On Tuesday afternoon, U.S. Army whistleblower Chelsea Manning accepted the 2016 Blueprint Enduring Impact Whistleblowing Prize. In May 2010, Manning was charged with violating the Uniform Code of Military Justice and the Espionage Act, as well as "aiding the enemy," after leaking thousands of documents regarding the U.S. wars in Afghanistan and Iraq to WikiLeaks. Now, six years later, Manning has been awarded the Whistleblowing Prize for her bravery in revealing some of this country's worst institutional transgressions in the War on Terror.
The prize was awarded to Manning at an event in London hosted by Blueprint for Free Speech, and includes a cash prize that will be "given to her chosen personal representative that looks after her while she’s currently in prison." Manning shared her acceptance speech via her childhood friend Aaron Kirkhouse, saying:
I keep fighting to warn the world of the dangerous trend in which the only information you can access is the kind that someone with money or power wants you to see.And, I keep fighting to let people know that they too can create change. By staying informed and educated, anyone can make a difference. You have the ability to fight for a better world for everyone — even for the most desperate, those at the bottom of the social ladder, refugees from conflict, queer and trans individuals, prisoners, and those born into poverty.

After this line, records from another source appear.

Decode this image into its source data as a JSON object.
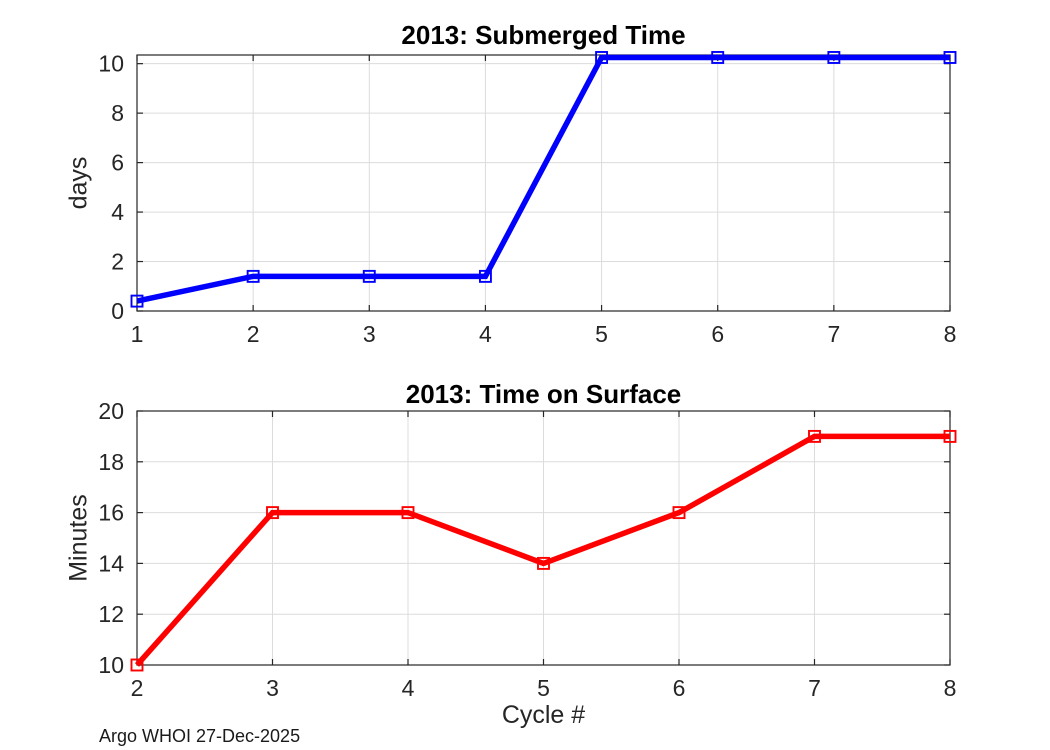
{
  "figure": {
    "watermark": "Argo WHOI 27-Dec-2025"
  },
  "style": {
    "background": "#ffffff",
    "axis_color": "#262626",
    "grid_color": "#dcdcdc",
    "title_color": "#000000",
    "tick_label_color": "#262626"
  },
  "chart_data": [
    {
      "type": "line",
      "title": "2013: Submerged Time",
      "xlabel": "",
      "ylabel": "days",
      "x": [
        1,
        2,
        3,
        4,
        5,
        6,
        7,
        8
      ],
      "values": [
        0.4,
        1.4,
        1.4,
        1.4,
        10.25,
        10.25,
        10.25,
        10.25
      ],
      "xlim": [
        1,
        8
      ],
      "ylim": [
        0,
        10.35
      ],
      "xticks": [
        1,
        2,
        3,
        4,
        5,
        6,
        7,
        8
      ],
      "yticks": [
        0,
        2,
        4,
        6,
        8,
        10
      ],
      "line_color": "#0000ff",
      "line_width": 5.5,
      "marker": "open-square",
      "grid": true,
      "legend": null
    },
    {
      "type": "line",
      "title": "2013: Time on Surface",
      "xlabel": "Cycle #",
      "ylabel": "Minutes",
      "x": [
        2,
        3,
        4,
        5,
        6,
        7,
        8
      ],
      "values": [
        10,
        16,
        16,
        14,
        16,
        19,
        19
      ],
      "xlim": [
        2,
        8
      ],
      "ylim": [
        10,
        20
      ],
      "xticks": [
        2,
        3,
        4,
        5,
        6,
        7,
        8
      ],
      "yticks": [
        10,
        12,
        14,
        16,
        18,
        20
      ],
      "line_color": "#ff0000",
      "line_width": 5.5,
      "marker": "open-square",
      "grid": true,
      "legend": null
    }
  ]
}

You can watch the full speech below.
Though Manning is locked away in an American prison, she has managed to shed light on the importance of access to information, being informed, creating a more just world, and holding those in power accountable. Manning's speech made it clear that even though she is incarcerated for sharing the atrocities the U.S. has committed, she is still fighting so that people know that they can make changes no matter what.
According to Manning, people must keep fighting for a better world — especially for the most vulnerable communities, including queer and trans people, prisoners, refugees, those born into poverty, black and brown communities, women, immigrants, those with disabilities, and individuals with intersecting identities.
Manning wants us all to know that this she is still fighting so that all of us can see someone who is both queer and trans, and incarcerated, still speaking out so openly about creating hope and change in the world. I see you, Chelsea.